Fifth, external audit systems are in transition, seeking to redefine their role in fiscal control and their contribution to public management. However, to be fully effective, AAAs must clearly define their main purpose and mission. In many countries, they find themselves torn between a liberal concern for restraining government, through ex-ante control and compliance auditing, and a managerial concern with improving government performance, through ex-post performance auditing (Speck 1999, 2000). The liberal concern is predominant in the court model of tribunal of accounts, as in Brazil, and in those that emphasize ex-ante compliance control, as in Chile. The managerial concern is reflected in auditing techniques privileging ex-post performance auditing, as in Argentina. The case of Brazil nevertheless shows that these two functions are not necessarily compatible within the same organizational model.

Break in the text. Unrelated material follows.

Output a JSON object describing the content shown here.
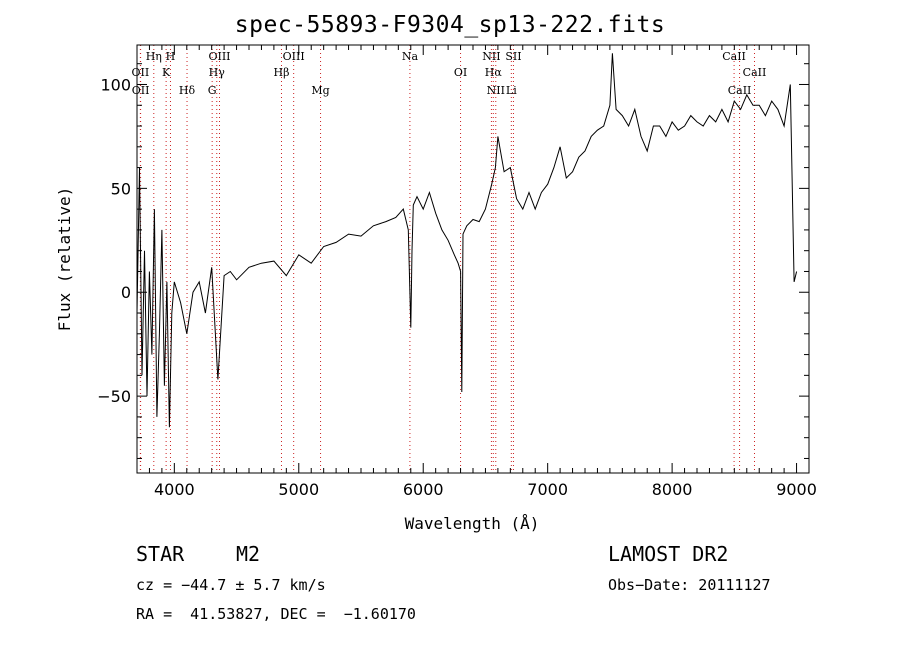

52 Dove (2002:223) argues that oversight ‘agencies are more likely to sustain their autonomy if they minimize dependence on their task environments and close themselves off as much as possible to contacts that could lead to interference’ (Dove 2002:223). Similarly, Matsuda (1997:14-15) sustains: ‘the insulation strategy is based on the premise that the best way to protect the agency autonomy is to stay away from partisan politics, trying […] to maintain political neutrality and giving political actors few reasons for intervention.’